Post 1999, they have become the party of the status quo and have ceased to articulate any meaningful agenda on how Scotland should be governed. Their malaise is more broadly one of the Better Together side in 2014. Independence offers change, Unionists offer words about the nightmare of the SNP’s endgame without crafting a distinct platform for themselves.

On the constitution both candidates have two questions to answer. IndyRef2, yes or no? And what change are you offering?

Keir Starmer is more comfortable with constitutional politics in a way that Jeremy Corbyn was not. Although any recovery for Labour will have to be made in Scotland, it doesn’t do the party any harm that Starmer is well viewed by electors on the competence front and actually understands constitutional reform.

If IndyRef2 takes place, Labour will not make the mistake of joining forces with the Tories. That decision back in the day has proved very damaging. But they need something of substance to sell beyond vague words and flying kites marked Federalism. 

Richard Leonard attempted to take bread and butter Labour issues and have them cut through the swamp of the constitution thereby reclaiming for Labour the mantle of the truly progressive party in Scottish politics. And he tried, often with real passion and always with genuine concern. But he simply couldn’t prick the constitutional bubble.

So long as Scottish politics is defined by the long shadow of 2014, Scottish Labour will remain marginal until they have something meaningful to say.

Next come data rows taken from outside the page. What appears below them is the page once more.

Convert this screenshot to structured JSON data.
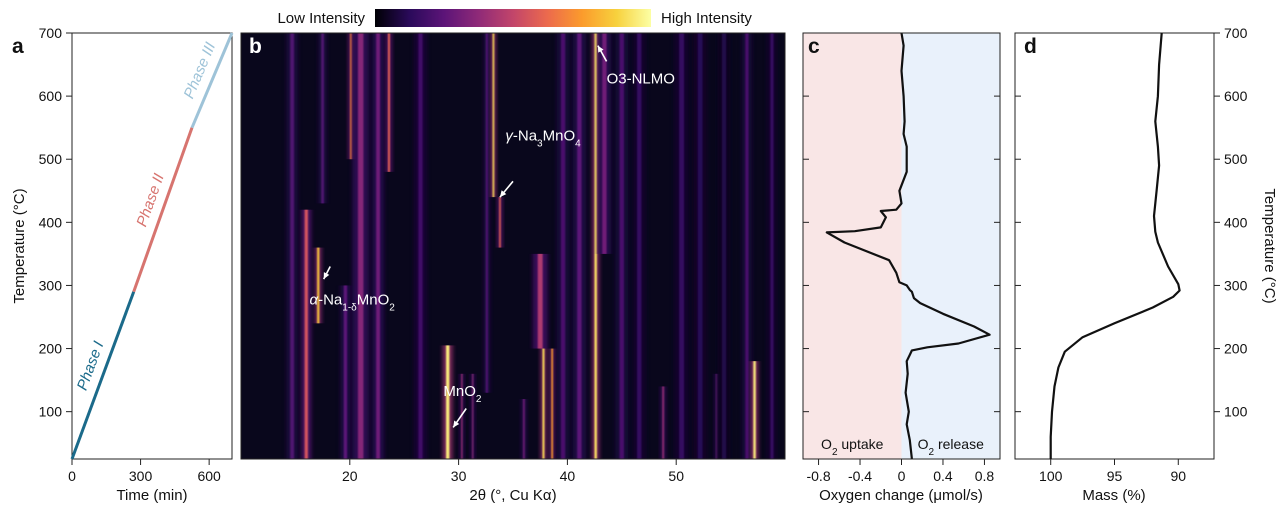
{
  "colorbar": {
    "low": "Low Intensity",
    "high": "High Intensity",
    "stops": [
      "#000004",
      "#2a0a5a",
      "#5c1478",
      "#8f2a78",
      "#c2456a",
      "#ec6a4d",
      "#fb9b2c",
      "#f7d13d",
      "#fcffa4"
    ]
  },
  "panels": {
    "a": "a",
    "b": "b",
    "c": "c",
    "d": "d"
  },
  "chart_data": [
    {
      "panel": "a",
      "type": "line",
      "xlabel": "Time (min)",
      "ylabel": "Temperature (°C)",
      "xlim": [
        0,
        700
      ],
      "ylim": [
        25,
        700
      ],
      "xticks": [
        "0",
        "300",
        "600"
      ],
      "yticks": [
        "100",
        "200",
        "300",
        "400",
        "500",
        "600",
        "700"
      ],
      "series": [
        {
          "name": "Phase I",
          "color": "#1b6a8a",
          "x": [
            0,
            270
          ],
          "y": [
            25,
            290
          ]
        },
        {
          "name": "Phase II",
          "color": "#d7746f",
          "x": [
            270,
            525
          ],
          "y": [
            290,
            550
          ]
        },
        {
          "name": "Phase III",
          "color": "#9ec3d8",
          "x": [
            525,
            700
          ],
          "y": [
            550,
            700
          ]
        }
      ]
    },
    {
      "panel": "b",
      "type": "heatmap",
      "xlabel": "2θ (°, Cu Kα)",
      "xlim": [
        10,
        60
      ],
      "ylim": [
        25,
        700
      ],
      "xticks": [
        "20",
        "30",
        "40",
        "50"
      ],
      "lines": [
        {
          "x": 14.7,
          "y0": 25,
          "y1": 700,
          "i": 0.22,
          "w": 0.35
        },
        {
          "x": 16.0,
          "y0": 25,
          "y1": 420,
          "i": 0.55,
          "w": 0.3
        },
        {
          "x": 17.1,
          "y0": 240,
          "y1": 360,
          "i": 0.85,
          "w": 0.2
        },
        {
          "x": 17.5,
          "y0": 430,
          "y1": 700,
          "i": 0.22,
          "w": 0.25
        },
        {
          "x": 19.6,
          "y0": 25,
          "y1": 300,
          "i": 0.25,
          "w": 0.3
        },
        {
          "x": 20.1,
          "y0": 500,
          "y1": 700,
          "i": 0.7,
          "w": 0.15
        },
        {
          "x": 21.0,
          "y0": 25,
          "y1": 700,
          "i": 0.35,
          "w": 0.5
        },
        {
          "x": 22.6,
          "y0": 25,
          "y1": 700,
          "i": 0.3,
          "w": 0.35
        },
        {
          "x": 23.6,
          "y0": 480,
          "y1": 700,
          "i": 0.6,
          "w": 0.18
        },
        {
          "x": 26.5,
          "y0": 25,
          "y1": 700,
          "i": 0.18,
          "w": 0.4
        },
        {
          "x": 29.0,
          "y0": 25,
          "y1": 205,
          "i": 0.95,
          "w": 0.3
        },
        {
          "x": 30.3,
          "y0": 25,
          "y1": 160,
          "i": 0.4,
          "w": 0.12
        },
        {
          "x": 31.3,
          "y0": 25,
          "y1": 160,
          "i": 0.35,
          "w": 0.12
        },
        {
          "x": 32.6,
          "y0": 130,
          "y1": 700,
          "i": 0.22,
          "w": 0.2
        },
        {
          "x": 33.2,
          "y0": 440,
          "y1": 700,
          "i": 0.9,
          "w": 0.15
        },
        {
          "x": 33.8,
          "y0": 360,
          "y1": 440,
          "i": 0.6,
          "w": 0.15
        },
        {
          "x": 36.0,
          "y0": 25,
          "y1": 120,
          "i": 0.3,
          "w": 0.15
        },
        {
          "x": 37.5,
          "y0": 200,
          "y1": 350,
          "i": 0.45,
          "w": 0.45
        },
        {
          "x": 37.8,
          "y0": 25,
          "y1": 200,
          "i": 0.9,
          "w": 0.18
        },
        {
          "x": 38.6,
          "y0": 25,
          "y1": 200,
          "i": 0.75,
          "w": 0.15
        },
        {
          "x": 39.6,
          "y0": 25,
          "y1": 700,
          "i": 0.2,
          "w": 0.4
        },
        {
          "x": 41.1,
          "y0": 25,
          "y1": 700,
          "i": 0.25,
          "w": 0.4
        },
        {
          "x": 42.6,
          "y0": 25,
          "y1": 700,
          "i": 0.92,
          "w": 0.22
        },
        {
          "x": 43.4,
          "y0": 350,
          "y1": 700,
          "i": 0.3,
          "w": 0.4
        },
        {
          "x": 45.0,
          "y0": 25,
          "y1": 700,
          "i": 0.2,
          "w": 0.4
        },
        {
          "x": 46.6,
          "y0": 25,
          "y1": 700,
          "i": 0.15,
          "w": 0.4
        },
        {
          "x": 48.8,
          "y0": 25,
          "y1": 140,
          "i": 0.4,
          "w": 0.15
        },
        {
          "x": 50.5,
          "y0": 25,
          "y1": 700,
          "i": 0.15,
          "w": 0.45
        },
        {
          "x": 52.2,
          "y0": 25,
          "y1": 700,
          "i": 0.12,
          "w": 0.45
        },
        {
          "x": 53.7,
          "y0": 25,
          "y1": 160,
          "i": 0.3,
          "w": 0.12
        },
        {
          "x": 54.4,
          "y0": 25,
          "y1": 700,
          "i": 0.1,
          "w": 0.4
        },
        {
          "x": 56.5,
          "y0": 25,
          "y1": 700,
          "i": 0.2,
          "w": 0.3
        },
        {
          "x": 57.2,
          "y0": 25,
          "y1": 180,
          "i": 0.95,
          "w": 0.22
        },
        {
          "x": 58.8,
          "y0": 25,
          "y1": 700,
          "i": 0.15,
          "w": 0.3
        }
      ],
      "annotations": [
        {
          "id": "nmo-alpha",
          "parts": [
            [
              "α",
              "it"
            ],
            [
              "-Na",
              ""
            ],
            [
              "1-δ",
              "sub"
            ],
            [
              "MnO",
              ""
            ],
            [
              "2",
              "sub"
            ]
          ],
          "x": 16.3,
          "y": 270,
          "ax": 17.6,
          "ay": 310,
          "tx": 18.2,
          "ty": 330
        },
        {
          "id": "nmo-gamma",
          "parts": [
            [
              "γ",
              "it"
            ],
            [
              "-Na",
              ""
            ],
            [
              "3",
              "sub"
            ],
            [
              "MnO",
              ""
            ],
            [
              "4",
              "sub"
            ]
          ],
          "x": 34.3,
          "y": 530,
          "ax": 33.8,
          "ay": 440,
          "tx": 35.0,
          "ty": 465
        },
        {
          "id": "o3-nlmo",
          "parts": [
            [
              "O3-NLMO",
              ""
            ]
          ],
          "x": 43.6,
          "y": 620,
          "ax": 42.8,
          "ay": 680,
          "tx": 43.6,
          "ty": 655
        },
        {
          "id": "mno2",
          "parts": [
            [
              "MnO",
              ""
            ],
            [
              "2",
              "sub"
            ]
          ],
          "x": 28.6,
          "y": 125,
          "ax": 29.5,
          "ay": 75,
          "tx": 30.7,
          "ty": 105
        }
      ]
    },
    {
      "panel": "c",
      "type": "line",
      "xlabel": "Oxygen change (μmol/s)",
      "xlim": [
        -0.95,
        0.95
      ],
      "ylim": [
        25,
        700
      ],
      "xticks": [
        "-0.8",
        "-0.4",
        "0",
        "0.4",
        "0.8"
      ],
      "regions": [
        {
          "label": "O₂ uptake",
          "color": "#f9e6e6",
          "x0": -0.95,
          "x1": 0
        },
        {
          "label": "O₂ release",
          "color": "#e9f1fb",
          "x0": 0,
          "x1": 0.95
        }
      ],
      "series": [
        {
          "name": "",
          "color": "#111111",
          "x": [
            0.1,
            0.08,
            0.05,
            0.07,
            0.04,
            0.06,
            0.05,
            0.08,
            0.1,
            0.25,
            0.55,
            0.85,
            0.7,
            0.4,
            0.18,
            0.12,
            0.1,
            0.08,
            0.05,
            -0.02,
            -0.05,
            -0.12,
            -0.55,
            -0.72,
            -0.45,
            -0.2,
            -0.15,
            -0.2,
            -0.05,
            0.0,
            -0.02,
            0.05,
            0.05,
            0.02,
            0.03,
            0.02,
            0.0,
            0.02,
            0.0
          ],
          "y": [
            25,
            55,
            80,
            100,
            130,
            160,
            180,
            190,
            197,
            202,
            208,
            222,
            235,
            255,
            272,
            280,
            290,
            293,
            300,
            305,
            320,
            340,
            368,
            384,
            386,
            392,
            408,
            418,
            420,
            430,
            450,
            480,
            520,
            540,
            560,
            600,
            640,
            680,
            700
          ]
        }
      ]
    },
    {
      "panel": "d",
      "type": "line",
      "xlabel": "Mass (%)",
      "ylabel": "Temperature (°C)",
      "xlim": [
        102.8,
        87.2
      ],
      "ylim": [
        25,
        700
      ],
      "xticks": [
        "100",
        "95",
        "90"
      ],
      "yticks": [
        "100",
        "200",
        "300",
        "400",
        "500",
        "600",
        "700"
      ],
      "series": [
        {
          "name": "",
          "color": "#111111",
          "x": [
            100.0,
            100.0,
            99.9,
            99.7,
            99.4,
            98.9,
            97.5,
            95.0,
            92.0,
            90.4,
            89.9,
            90.0,
            90.8,
            91.6,
            91.8,
            91.9,
            91.7,
            91.5,
            91.6,
            91.7,
            91.8,
            91.6,
            91.5,
            91.3
          ],
          "y": [
            25,
            60,
            100,
            140,
            170,
            195,
            218,
            240,
            265,
            282,
            292,
            302,
            330,
            368,
            385,
            410,
            450,
            490,
            520,
            540,
            560,
            600,
            650,
            700
          ]
        }
      ]
    }
  ]
}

What is to stop them from saying, a future Labour government will legislate for a new referendum and offer our package of reform against the SNPs vision of independence?

Such a stance would do two things. Partly neutralise the charge they won’t give voters a choice and secondly put them back in the game of helping to craft change. It might, of course, be too little, too late.

Jackie Baillie is the one Labour politician at Holyrood who can rile the government but she is not standing. I suspect that Sarwar’s experience will see him through. 

If he wins, the job won’t phase him. He is also not without courage as his campaigns on racism have shown. But in the coming weeks he has to set out a clear agenda, one of distinct policy which rise above warm words and which give Scottish Labour a platform of firm foundations.